4. The media of claim 1, wherein the plurality of features for an index page includes a page with at least 80% of the lines ending with a number.

5. The media of claim 1, wherein the plurality of features for an index page includes a page with a number of lines in an ordered sequence.

6. The media of claim 1, wherein the plurality of features for a TOC page includes a page containing the term “content”.

7. The media of claim 1, wherein the plurality of features for a TOC page includes a page with the majority of lines ending with a number.

8. The media of claim 1, wherein the method performed further includes determining whether the page has been classified correctly, and if not, manually correcting the feature in the algorithm that relates to the error.

9. A computer system for labeling and extracting content from one or more pages from a books, wherein each book includes a plurality of types of pages, the computer system comprising:

a page type classifying component configured to classify the type of book page based on a plurality of features for each type of page using a constrained conditional random fields algorithm;

an extracting component configured to extract content from the book page using the algorithm, wherein the extraction of content is based upon the type of book page; and

a labeling component configured to label the extracted content.

10. The computer system of claim 9, further comprising a presenting component configured to present the labeled content.

11. The computer system of claim 9, wherein the extracting component is further configured to determine whether the book page has been correctly classified by the page type classifying component.

12. The computer system of claim 11, wherein if the book page has been classified incorrectly, manually correcting the algorithm.

13. The computer system of claim 9, wherein the book page is classified as an index page.

14. The computer system of claim 9, wherein the book page is classified as a TOC page.

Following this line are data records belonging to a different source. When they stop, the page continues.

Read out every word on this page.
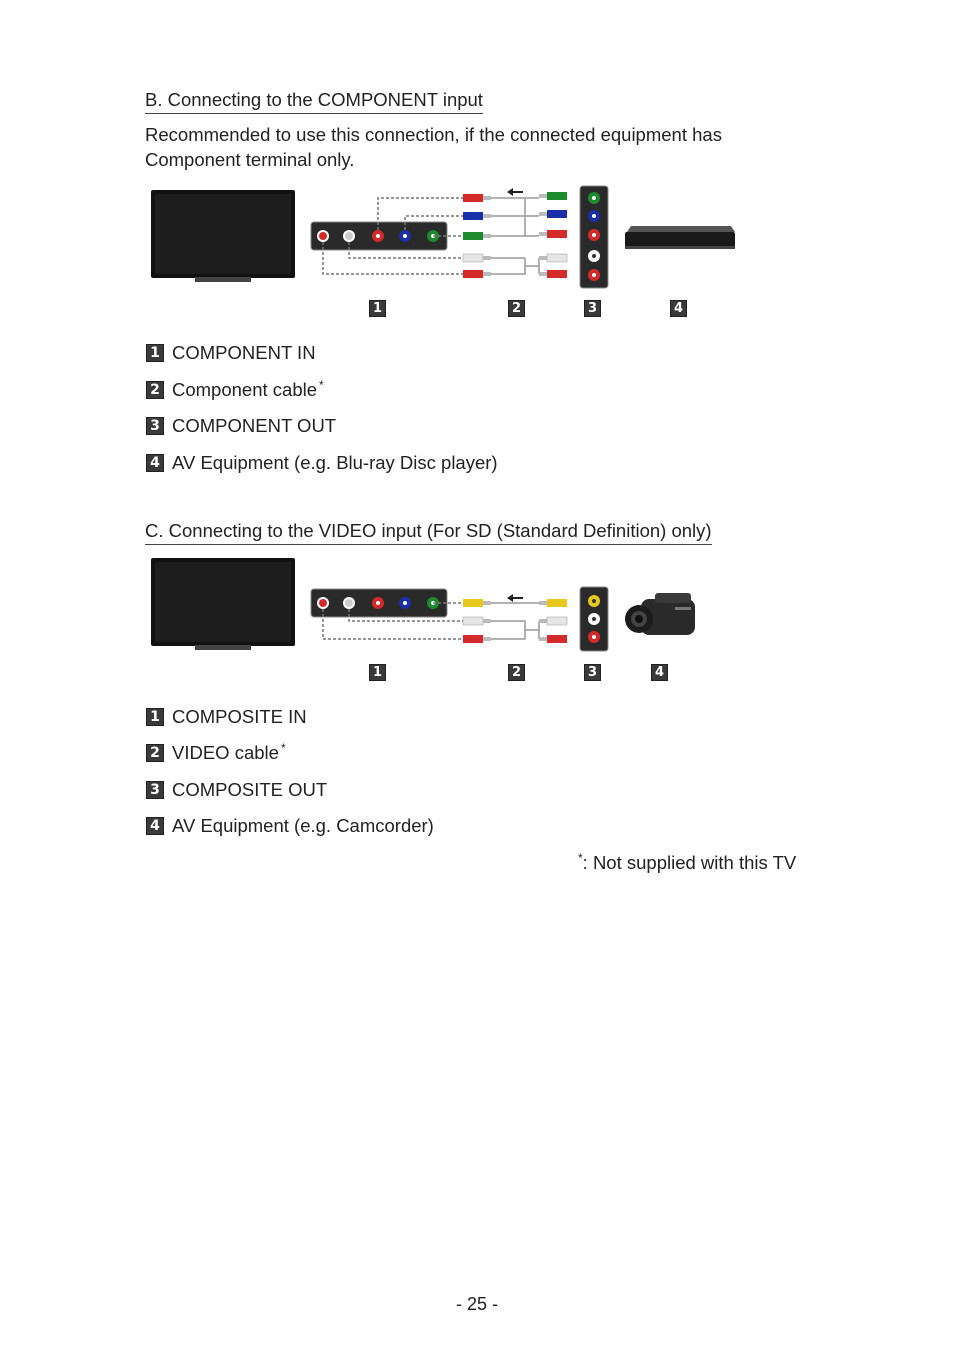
B. Connecting to the COMPONENT input
Recommended to use this connection, if the connected equipment has Component terminal only.
1	2	3	4
1 COMPONENT IN
2 Component cable *
3 COMPONENT OUT
4 AV Equipment (e.g. Blu-ray Disc player)
C. Connecting to the VIDEO input (For SD (Standard Definition) only)
1	2	3	4
1 COMPOSITE IN
2 VIDEO cable *
3 COMPOSITE OUT
4 AV Equipment (e.g. Camcorder)
*: Not supplied with this TV
- 25 -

15. A computerized method for labeling and extracting items from one or more pages from a book, wherein each book includes a plurality of types of pages, the method comprising:

classifying the type of book page based on a plurality of assigned features for each type of page using a constrained conditional random fields algorithm, and wherein the relationship between each book page is used to classify the book page;

extracting content from the book page using the constrained conditional random fields algorithm, when the extraction of content is based upon the type of book page;

determining whether the extracted content has been accurately classified, and if not, correcting the feature in the algorithm on which the classification error was based;

labeling the extracted content; and

presenting the labeled content.

16. The method of claim 15, wherein the plurality of features is manually entered into the algorithm.

17. The method of claim 15, wherein the plurality of features for an index page includes a page with the term “index” at the beginning of the page.

18. The method of claim 15, wherein the plurality of features for an index page includes a page with at least 80% of the lines ending with a number.

19. The method of claim 15, wherein the plurality of features for an index page includes a page with a number of lines in an ordered sequence.

20. The method of claim 15, wherein the book page is classified as an index page.